Cash is King

A Dollar is a Dollar, A Dime is a Dime.

For many people in work, the end of the month signals pay day. For the most part it is a regular occurrence, one many folk come to rely on. For better or for worse, it’s an essential ingredient to keep the ball of life rolling. Imagine the uproar if you regularly had to chase your employer for your wages? Money makes the world go around. Cash is King.

When you run your own business – one of the things you have to get used to, is that pay day…kinda vanishes. You have to get used to getting paid after the company gets paid, and quite right too. So prompt payment matters.

A couple of years ago, I had to wait over four months for a substantial invoice to be settled. The delay seemed designed into the process, despite both parties having previously agreed payment terms of 30 days. Fortunately we manage our business with care but too many delays like this spells trouble. Money makes the world go around. Cash is King

At What Goes Around we don’t have a policy, or terms of settlement for invoices we receive. We simply pay them as soon as possible after arrival, usually within 24 hours of receipt. From my experience, this is not uncommon among employee owned and smaller businesses. Money makes the world go around. Cash is King.

Lots of businesses talk a lot about Corporate Social Responsibility, and I think paying your bills promptly is a key part of being a responsible business. If your company delays payment to your suppliers, I wonder how that fits with your company values?
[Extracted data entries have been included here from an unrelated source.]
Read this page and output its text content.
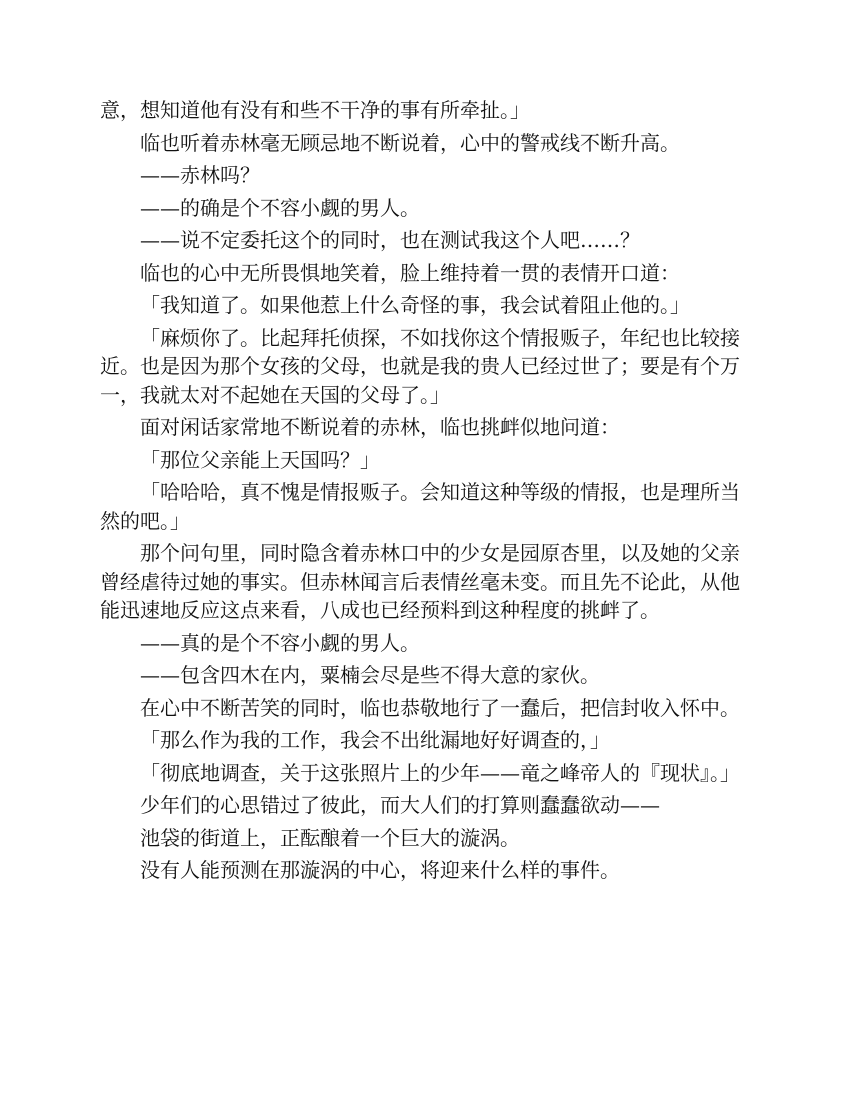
意，想知道他有没有和些不干净的事有所牵扯。」

临也听着赤林毫无顾忌地不断说着，心中的警戒线不断升高。

——赤林吗？

——的确是个不容小觑的男人。

——说不定委托这个的同时，也在测试我这个人吧……？

临也的心中无所畏惧地笑着，脸上维持着一贯的表情开口道：

「我知道了。如果他惹上什么奇怪的事，我会试着阻止他的。」

「麻烦你了。比起拜托侦探，不如找你这个情报贩子，年纪也比较接近。也是因为那个女孩的父母，也就是我的贵人已经过世了；要是有个万一，我就太对不起她在天国的父母了。」

面对闲话家常地不断说着的赤林，临也挑衅似地问道：

「那位父亲能上天国吗？」

「哈哈哈，真不愧是情报贩子。会知道这种等级的情报，也是理所当然的吧。」

那个问句里，同时隐含着赤林口中的少女是园原杏里，以及她的父亲曾经虐待过她的事实。但赤林闻言后表情丝毫未变。而且先不论此，从他能迅速地反应这点来看，八成也已经预料到这种程度的挑衅了。

——真的是个不容小觑的男人。

——包含四木在内，粟楠会尽是些不得大意的家伙。

在心中不断苦笑的同时，临也恭敬地行了一蠢后，把信封收入怀中。

「那么作为我的工作，我会不出纰漏地好好调查的，」

「彻底地调查，关于这张照片上的少年——竜之峰帝人的『现状』。」

少年们的心思错过了彼此，而大人们的打算则蠢蠢欲动——

池袋的街道上，正酝酿着一个巨大的漩涡。

没有人能预测在那漩涡的中心，将迎来什么样的事件。
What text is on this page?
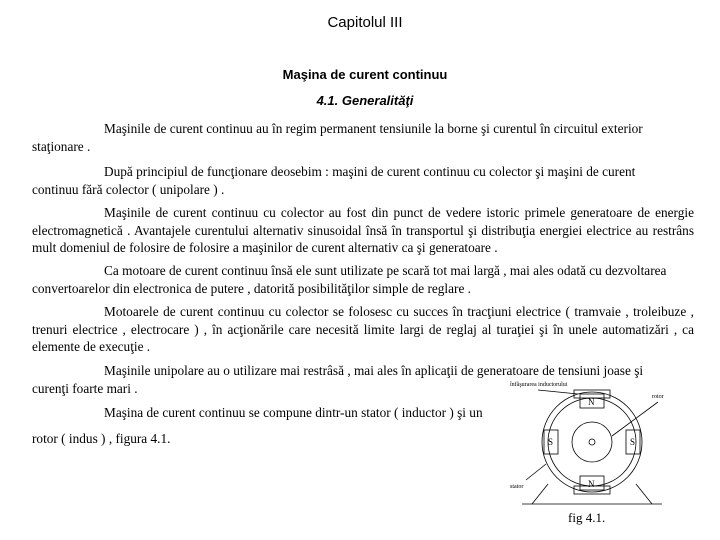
Capitolul III
Maşina de curent continuu
4.1. Generalităţi
Maşinile de curent continuu au în regim permanent tensiunile la borne şi curentul în circuitul exterior staţionare .
După principiul de funcţionare deosebim : maşini de curent continuu cu colector şi maşini de curent continuu fără colector ( unipolare ) .
Maşinile de curent continuu cu colector au fost din punct de vedere istoric primele generatoare de energie electromagnetică . Avantajele curentului alternativ sinusoidal însă în transportul şi distribuţia energiei electrice au restrâns mult domeniul de folosire de folosire a maşinilor de curent alternativ ca şi generatoare .
Ca motoare de curent continuu însă ele sunt utilizate pe scară tot mai largă , mai ales odată cu dezvoltarea convertoarelor din electronica de putere , datorită posibilităţilor simple de reglare .
Motoarele de curent continuu cu colector se folosesc cu succes în tracţiuni electrice ( tramvaie , troleibuze , trenuri electrice , electrocare ) , în acţionările care necesită limite largi de reglaj al turaţiei şi în unele automatizări , ca elemente de execuţie .
Maşinile unipolare au o utilizare mai restrâsă , mai ales în aplicaţii de generatoare de tensiuni joase şi curenţi foarte mari .
Maşina de curent continuu se compune dintr-un stator ( inductor ) şi un
rotor ( indus ) , figura 4.1.
înfăşurarea inductorului
rotor
stator
S	S
N
N
fig 4.1.
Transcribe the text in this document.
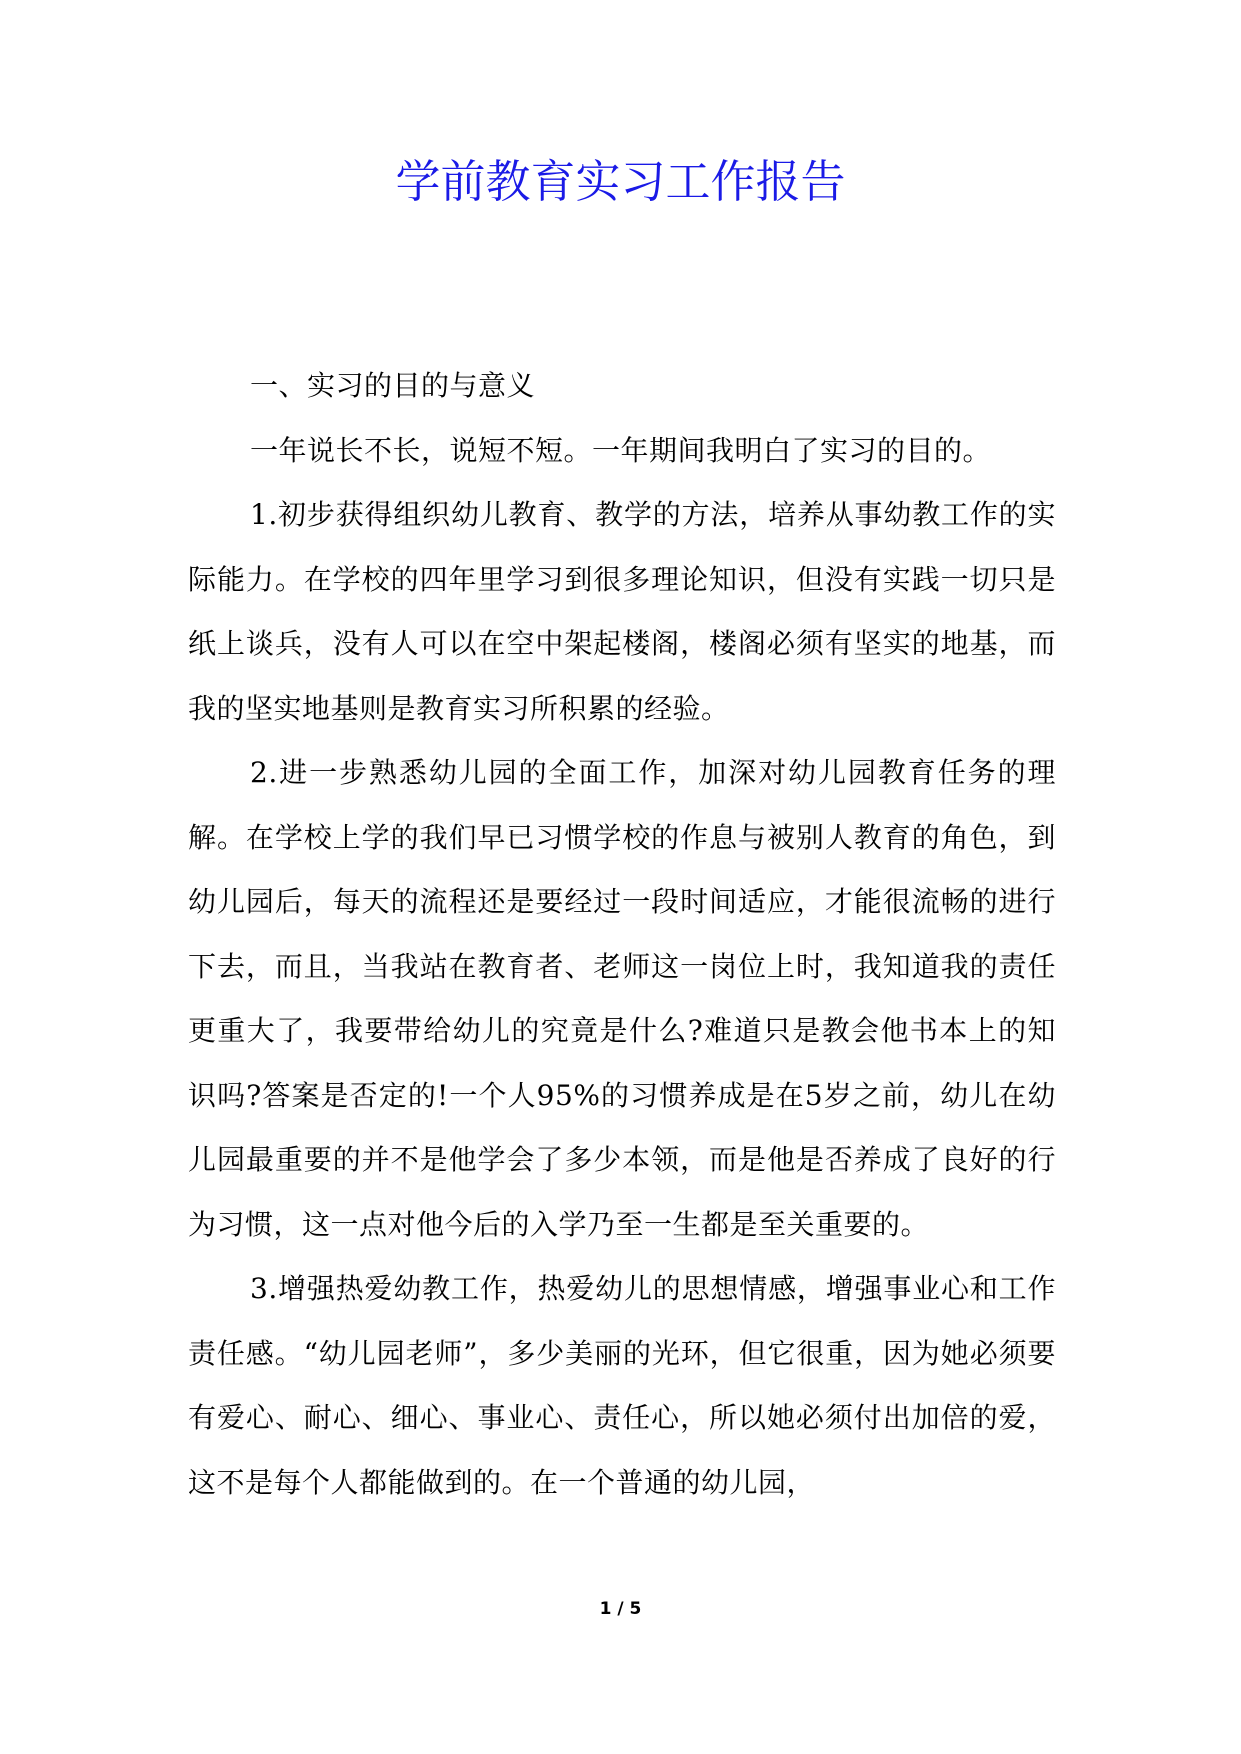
学前教育实习工作报告

一、实习的目的与意义

一年说长不长，说短不短。一年期间我明白了实习的目的。

1.初步获得组织幼儿教育、教学的方法，培养从事幼教工作的实际能力。在学校的四年里学习到很多理论知识，但没有实践一切只是纸上谈兵，没有人可以在空中架起楼阁，楼阁必须有坚实的地基，而我的坚实地基则是教育实习所积累的经验。

2.进一步熟悉幼儿园的全面工作，加深对幼儿园教育任务的理解。在学校上学的我们早已习惯学校的作息与被别人教育的角色，到幼儿园后，每天的流程还是要经过一段时间适应，才能很流畅的进行下去，而且，当我站在教育者、老师这一岗位上时，我知道我的责任更重大了，我要带给幼儿的究竟是什么?难道只是教会他书本上的知识吗?答案是否定的!一个人95%的习惯养成是在5岁之前，幼儿在幼儿园最重要的并不是他学会了多少本领，而是他是否养成了良好的行为习惯，这一点对他今后的入学乃至一生都是至关重要的。

3.增强热爱幼教工作，热爱幼儿的思想情感，增强事业心和工作责任感。“幼儿园老师”，多少美丽的光环，但它很重，因为她必须要有爱心、耐心、细心、事业心、责任心，所以她必须付出加倍的爱，这不是每个人都能做到的。在一个普通的幼儿园，

1 / 5
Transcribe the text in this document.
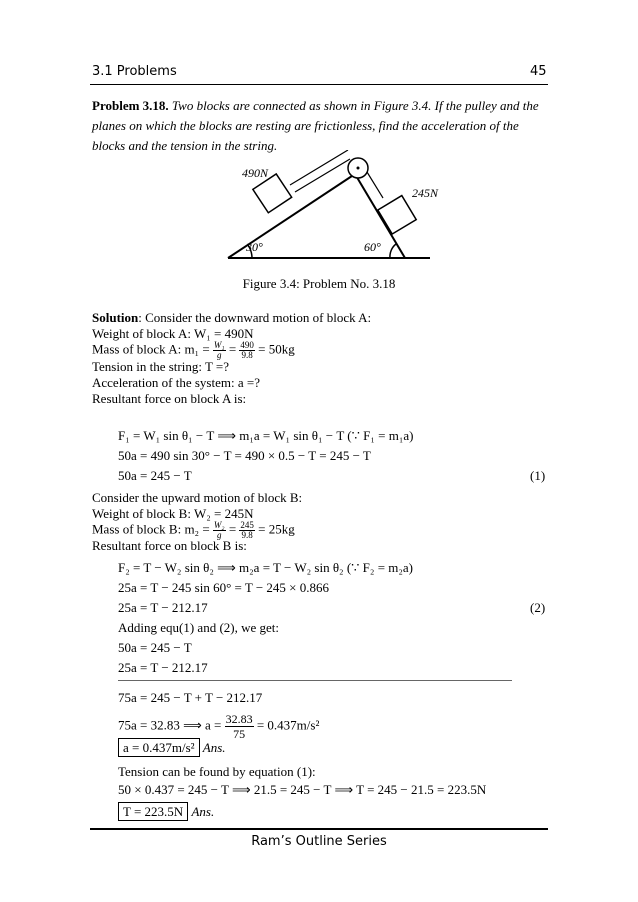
3.1 Problems	45
Problem 3.18. Two blocks are connected as shown in Figure 3.4. If the pulley and the planes on which the blocks are resting are frictionless, find the acceleration of the blocks and the tension in the string.
490N
245N
30°	60°
Figure 3.4: Problem No. 3.18
Solution: Consider the downward motion of block A:
Weight of block A: W₁ = 490N
Mass of block A: $m_1 = \frac{\text{W₁}}{g} = \frac{490}{9.8} = 50kg$
Tension in the string: T =?
Acceleration of the system: a =?
Resultant force on block A is:
F₁ = W₁ sin θ₁ − T ⟹ m₁a = W₁ sin θ₁ − T (∵ F₁ = m₁a)
50a = 490 sin 30° − T = 490 × 0.5 − T = 245 − T
50a = 245 − T	(1)
Consider the upward motion of block B:
Weight of block B: W₂ = 245N
Mass of block B: $m_2 = \frac{\text{W₂}}{g} = \frac{245}{9.8} = 25kg$
Resultant force on block B is:
F₂ = T − W₂ sin θ₂ ⟹ m₂a = T − W₂ sin θ₂ (∵ F₂ = m₂a)
25a = T − 245 sin 60° = T − 245 × 0.866
25a = T − 212.17	(2)
Adding equ(1) and (2), we get:
50a = 245 − T
25a = T − 212.17
75a = 245 − T + T − 212.17
75a = 32.83 ⟹ $a = \frac{32.83}{75} = 0.437m/s^2$
a = 0.437m/s² Ans.
Tension can be found by equation (1):
50 × 0.437 = 245 − T ⟹ 21.5 = 245 − T ⟹ T = 245 − 21.5 = 223.5N
T = 223.5N Ans.
Ram’s Outline Series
How do you turn good into excellent?

Listening Your Way to a Great Result

Like most large companies, Vodafone runs a supplier performance programme. Twice a year, Vodafone evaluates its suppliers against these criteria: Corporate responsibility (CR), financial stability, technical capability, delivery and quality of service as well as the strength of the commercial relationship. OK, granted the last one’s a bit…subjective perhaps, but I think this is a good, broad set of criteria. I first became aware of the programme after reading a press release about the CR measure. I was delighted that Vodafone were looking into this area, because I am personally interested in sustainable business and the company I was representing; BT, is a good CR practitioner. When I dug a little deeper, I found that Vodafone scored BT at 71%, 7 out of 10. Not bad, but not great either.

Being a curious person, I called up the Head of Supply Chain and he agreed to meet and talk through their programme. The guys at Vodafone were great. Honest and straightforward, they really conveyed a sense of wanting to work together to improve. This wasn’t a huge surprise to me as I’d previously carried out some very interesting mutually beneficial improvement work with Vodafone, but it’s still great to get that encouraging approach.

We listened actively and worked hard to address Vodafone’s programme requirements. When I say we, this work was delivered in the main by me and a great guy in BT called Mick Bruder. Over a 12 month period we supported Vodafone’s programme and improved the CR score to 90%. Vodafone considers a score of 90% and above to be excellent. In turn, this improvement fed into the wider programme and pushed BT into the top 15 global suppliers to Vodafone for the first time. I’d settle for excellent.

When I was subsequently asked to write the Stakeholder Engagement section of BT’s Sustainability report, I asked Vodafone if they would consider being referenced as a case study. They agreed. This delighted me, made me feel proud of the work we were doing together and really helped to cement this great working relationship.